NAISSANCE DE MES FRERES ET SOEURS. -- JE VIENS AU MONDE.
Ma mère accoucha à Saint-Malo d'un premier garçon
qui mourut au berceau, et qui fut nommé Geoffroy, comme presque
tous les aînés de ma famille. Ce fils fut suivi d'un autre
et de deux filles qui ne vécurent que quelques mois.
Ces quatre enfants périrent d'un épanchement de sang
au cerveau. Enfin, ma mère mit au monde un troisième garçon
qu'on appela Jean-Baptiste : c'est lui qui, dans la suite, devint le petit-gendre
de M. de Malesherbes. Après Jean-Baptiste, naquirent quatre filles
: Marie-Anne, Bénigne, Julie et Lucile, toutes quatre d'une rare
beauté et dont les deux aînées ont seules survécu
aux orages de la Révolution. La beauté, frivolité
sérieuse, reste quand toutes les autres sont passées. Je
fus le dernier de ces dix enfants. Il est probable que mes quatre soeurs
durent leur existence au désir de mon père d'avoir son nom
assuré par l'arrivée d'un second garçon : je résistais,
j'avais aversion pour la vie.
Voici mon extrait de baptême :
"Extrait des registres de l'état civil de la commune de Saint-Malo
pour l'année 1768.
"François-René de Chataubriand, fils de René de
Chateaubriand et de Pauline-Jeanne Suzanne de Bedée, son épouse,
né le 4 septembre 1768, baptisé le jour suivant par nous,
Pierre-Henry Nouail, grand-vicaire de l'évêque de Saint-Malo.

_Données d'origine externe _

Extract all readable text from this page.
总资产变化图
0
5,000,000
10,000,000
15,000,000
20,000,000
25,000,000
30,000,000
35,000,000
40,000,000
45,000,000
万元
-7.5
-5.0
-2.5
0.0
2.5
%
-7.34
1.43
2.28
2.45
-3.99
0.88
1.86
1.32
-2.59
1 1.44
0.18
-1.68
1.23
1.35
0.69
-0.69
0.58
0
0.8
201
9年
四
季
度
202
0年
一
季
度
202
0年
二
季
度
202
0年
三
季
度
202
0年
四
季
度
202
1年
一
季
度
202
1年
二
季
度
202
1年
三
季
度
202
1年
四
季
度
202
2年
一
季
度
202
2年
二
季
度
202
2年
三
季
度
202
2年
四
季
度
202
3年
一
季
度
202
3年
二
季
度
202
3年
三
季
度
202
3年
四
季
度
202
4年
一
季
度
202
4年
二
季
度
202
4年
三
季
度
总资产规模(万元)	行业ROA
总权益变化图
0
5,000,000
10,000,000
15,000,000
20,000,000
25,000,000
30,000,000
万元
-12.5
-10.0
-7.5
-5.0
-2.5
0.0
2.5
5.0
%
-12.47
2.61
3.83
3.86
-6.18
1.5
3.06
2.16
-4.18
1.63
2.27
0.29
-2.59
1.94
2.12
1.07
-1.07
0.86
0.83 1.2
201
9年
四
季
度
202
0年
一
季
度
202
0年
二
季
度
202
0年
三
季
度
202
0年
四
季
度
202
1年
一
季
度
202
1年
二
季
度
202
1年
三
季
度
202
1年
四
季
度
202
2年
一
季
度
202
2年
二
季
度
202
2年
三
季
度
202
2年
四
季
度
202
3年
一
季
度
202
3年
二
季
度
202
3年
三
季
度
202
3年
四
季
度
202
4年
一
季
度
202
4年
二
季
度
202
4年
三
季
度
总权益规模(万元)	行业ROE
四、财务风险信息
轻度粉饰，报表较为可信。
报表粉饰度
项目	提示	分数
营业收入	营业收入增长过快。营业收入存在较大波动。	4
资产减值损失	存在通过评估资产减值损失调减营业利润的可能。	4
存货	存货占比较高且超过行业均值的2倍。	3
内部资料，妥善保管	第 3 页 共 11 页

A été parrain Jean-Baptiste de Chateaubriand, son frère,
et marraine Françaoise-Gertrue de Contades, qui signent et le père.

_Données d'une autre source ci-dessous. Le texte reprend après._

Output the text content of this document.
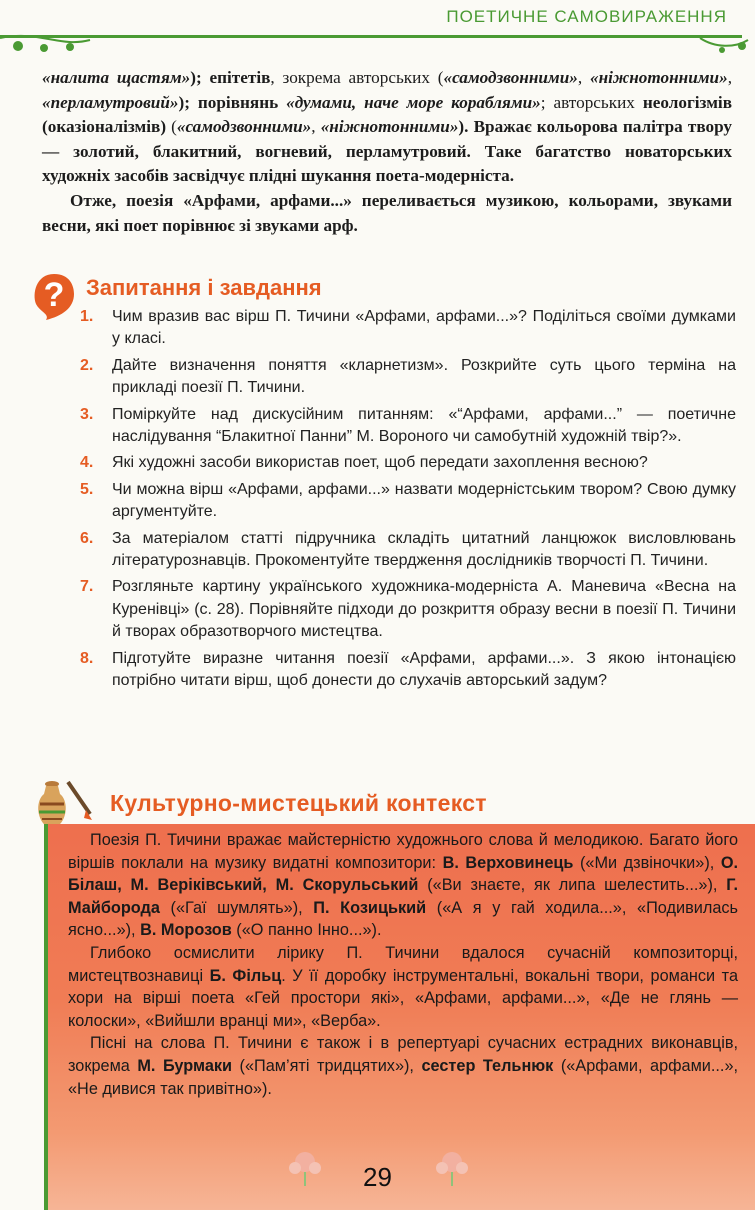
ПОЕТИЧНЕ САМОВИРАЖЕННЯ

«налита щастям»); епітетів, зокрема авторських («самодзвонними», «ніжнотонними», «перламутровий»); порівнянь «думами, наче море кораблями»; авторських неологізмів (оказіоналізмів) («самодзвонними», «ніжнотонними»). Вражає кольорова палітра твору — золотий, блакитний, вогневий, перламутровий. Таке багатство новаторських художніх засобів засвідчує плідні шукання поета-модерніста.

Отже, поезія «Арфами, арфами...» переливається музикою, кольорами, звуками весни, які поет порівнює зі звуками арф.

? Запитання і завдання
1. Чим вразив вас вірш П. Тичини «Арфами, арфами...»? Поділіться своїми думками у класі.
2. Дайте визначення поняття «кларнетизм». Розкрийте суть цього терміна на прикладі поезії П. Тичини.
3. Поміркуйте над дискусійним питанням: «“Арфами, арфами...” — поетичне наслідування “Блакитної Панни” М. Вороного чи самобутній художній твір?».
4. Які художні засоби використав поет, щоб передати захоплення весною?
5. Чи можна вірш «Арфами, арфами...» назвати модерністським твором? Свою думку аргументуйте.
6. За матеріалом статті підручника складіть цитатний ланцюжок висловлювань літературознавців. Прокоментуйте твердження дослідників творчості П. Тичини.
7. Розгляньте картину українського художника-модерніста А. Маневича «Весна на Куренівці» (с. 28). Порівняйте підходи до розкриття образу весни в поезії П. Тичини й творах образотворчого мистецтва.
8. Підготуйте виразне читання поезії «Арфами, арфами...». З якою інтонацією потрібно читати вірш, щоб донести до слухачів авторський задум?
Культурно-мистецький контекст

Поезія П. Тичини вражає майстерністю художнього слова й мелодикою. Багато його віршів поклали на музику видатні композитори: В. Верховинець («Ми дзвіночки»), О. Білаш, М. Веріківський, М. Скорульський («Ви знаєте, як липа шелестить...»), Г. Майборода («Гаї шумлять»), П. Козицький («А я у гай ходила...», «Подивилась ясно...»), В. Морозов («О панно Інно...»).

Глибоко осмислити лірику П. Тичини вдалося сучасній композиторці, мистецтвознавиці Б. Фільц. У її доробку інструментальні, вокальні твори, романси та хори на вірші поета «Гей простори які», «Арфами, арфами...», «Де не глянь — колоски», «Вийшли вранці ми», «Верба».

Пісні на слова П. Тичини є також і в репертуарі сучасних естрадних виконавців, зокрема М. Бурмаки («Пам’яті тридцятих»), сестер Тельнюк («Арфами, арфами...», «Не дивися так привітно»).

29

Ainsi signé au registre : Contades de Plouër, Jean-Baptiste
de Chateaubriand, Brignon de Chateaubriand, de Chateaubriand et Nouail,
vicaire-général."
On voit que je m'étais trompé dans
mes ouvrages : je me fais naître le 4 octobre et non le 4 septembre
; mes prénoms sont : François-René, et non pas François-Auguste*.

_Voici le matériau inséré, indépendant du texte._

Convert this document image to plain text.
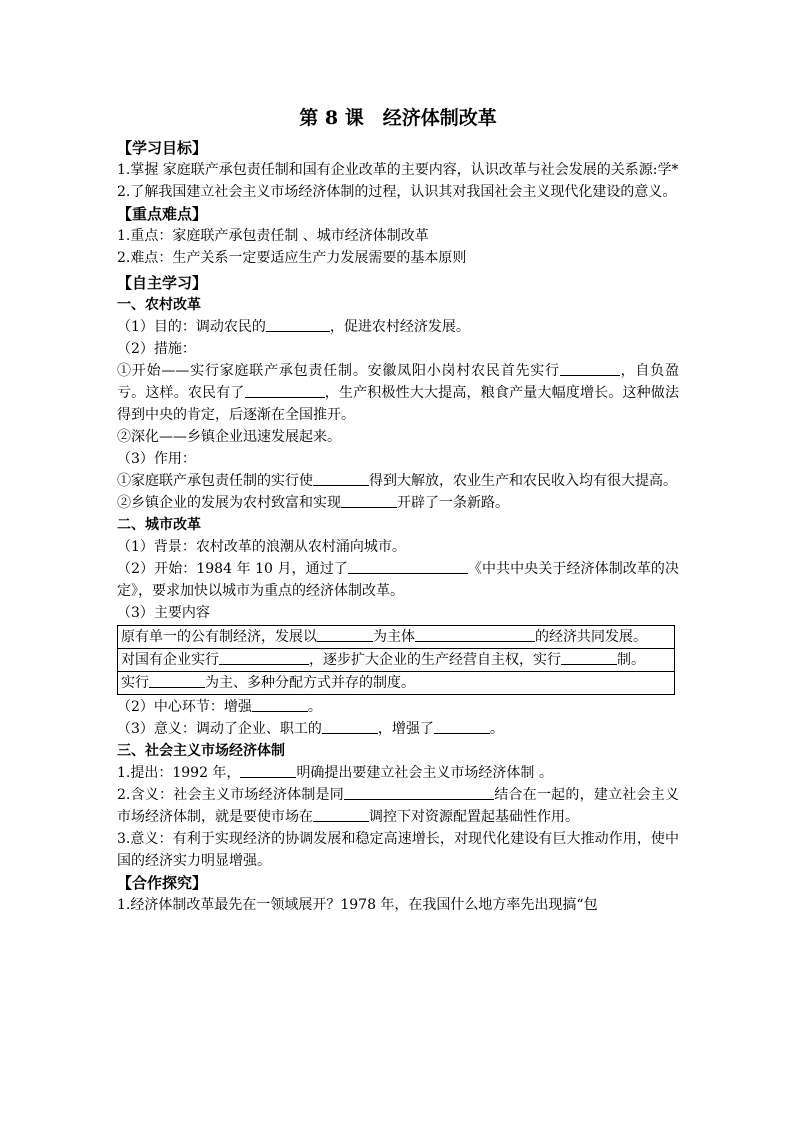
第 8 课　经济体制改革
【学习目标】
1.掌握 家庭联产承包责任制和国有企业改革的主要内容，认识改革与社会发展的关系源:学*
2.了解我国建立社会主义市场经济体制的过程，认识其对我国社会主义现代化建设的意义。
【重点难点】
1.重点：家庭联产承包责任制 、城市经济体制改革
2.难点：生产关系一定要适应生产力发展需要的基本原则
【自主学习】
一、农村改革
（1）目的：调动农民的	，促进农村经济发展。
（2）措施：
①开始——实行家庭联产承包责任制。安徽凤阳小岗村农民首先实行	，自负盈亏。这样。农民有了	，生产积极性大大提高，粮食产量大幅度增长。这种做法得到中央的肯定，后逐渐在全国推开。
②深化——乡镇企业迅速发展起来。
（3）作用：
①家庭联产承包责任制的实行使	得到大解放，农业生产和农民收入均有很大提高。
②乡镇企业的发展为农村致富和实现	开辟了一条新路。
二、城市改革
（1）背景：农村改革的浪潮从农村涌向城市。
（2）开始：1984 年 10 月，通过了	《中共中央关于经济体制改革的决定》，要求加快以城市为重点的经济体制改革。
（3）主要内容
原有单一的公有制经济，发展以	为主体	的经济共同发展。
对国有企业实行	，逐步扩大企业的生产经营自主权，实行	制。
实行	为主、多种分配方式并存的制度。
（2）中心环节：增强	。
（3）意义：调动了企业、职工的	，增强了	。
三、社会主义市场经济体制
1.提出：1992 年，	明确提出要建立社会主义市场经济体制 。
2.含义：社会主义市场经济体制是同	结合在一起的，建立社会主义市场经济体制，就是要使市场在	调控下对资源配置起基础性作用。
3.意义：有利于实现经济的协调发展和稳定高速增长，对现代化建设有巨大推动作用，使中国的经济实力明显增强。
【合作探究】
1.经济体制改革最先在一领域展开？1978 年，在我国什么地方率先出现搞“包
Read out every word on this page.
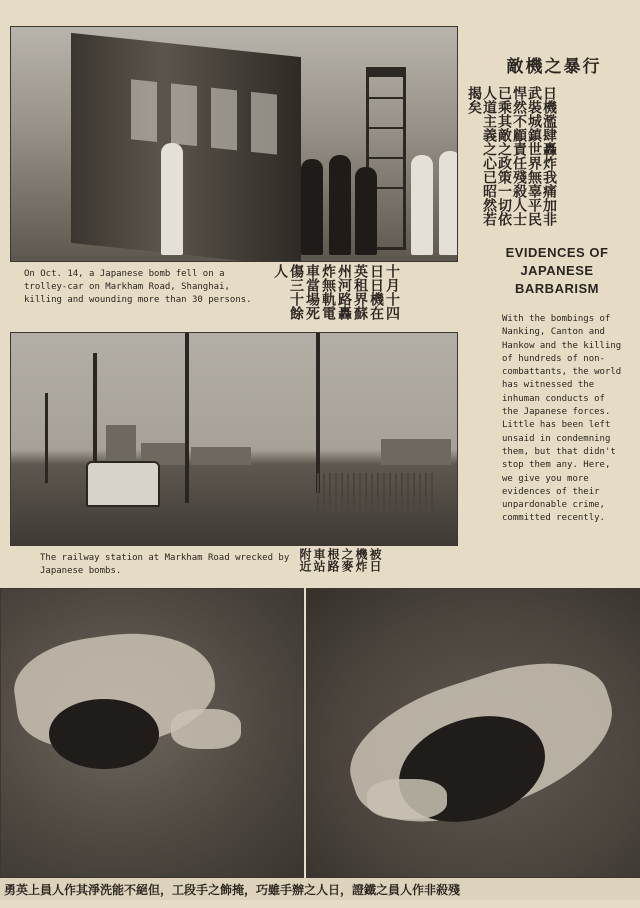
敵機之暴行

日機濫肆轟炸我痛加非武裝城鎮世界無辜平民悍然不顧責任殘殺人士已乘其敵之政策一切依人道主義之心已昭然若揭矣

EVIDENCES OF JAPANESE BARBARISM

With the bombings of Nanking, Canton and Hankow and the killing of hundreds of non-combattants, the world has witnessed the inhuman conducts of the Japanese forces. Little has been left unsaid in condemning them, but that didn't stop them any. Here, we give you more evidences of their unpardonable crime, committed recently.

On Oct. 14, a Japanese bomb fell on a trolley-car on Markham Road, Shanghai, killing and wounding more than 30 persons.	十月十四日日機在英租界蘇州河路轟炸無軌電車當場死傷三十餘人

The railway station at Markham Road wrecked by Japanese bombs.	被日機炸之麥根路車站附近

勇英上員人作其淨洗能不絕但，工段手之飾掩，巧雖手辦之人日，證鐵之員人作非殺殘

La maison qu'habitaient alors mes parents est située
dans une rue sombre et étroite de Saint-Malo, appelée la
rue des Juifs : cette maison est aujourd'hui transformée en auberge.
La chambre où ma mère accoucha domine une partie déserte
des murs de la ville, et à travers les fenêtres de cette chambre
on aperçoit une mer qui s'étend à perte de vue, en
se brisant sur des écueils. J'eus pour parrain, comme on le voit
dans mon extrait de baptême, mon frère, et pour marraine la
comtesse de Plouër, fille du maréchal de Contades. J'étais
presque mort quand je vins au jour. Le mugissement des vagues, soulevées
par une bourrasque annonçant l'équinoxe d'automne, empêchait
d'entendre mes cris : on m'a souvent conté ces détails ;
leur tristesse ne s'est jamais effacée de ma mémoire. Il
n'y a pas de jour où, rêvant à ce que j'ai été,
je ne revoie en pensée le rocher sur lequel je suis né, la
chambre où ma mère m'infligea la vie, la tempête dont
le bruit berça mon premier sommeil, le frère infortuné
qui me donna un nom que j'ai presque toujours traîné dans
le malheur. Le Ciel sembla réunir ces diverses circonstances pour
placer dans mon berceau une image de mes destinées.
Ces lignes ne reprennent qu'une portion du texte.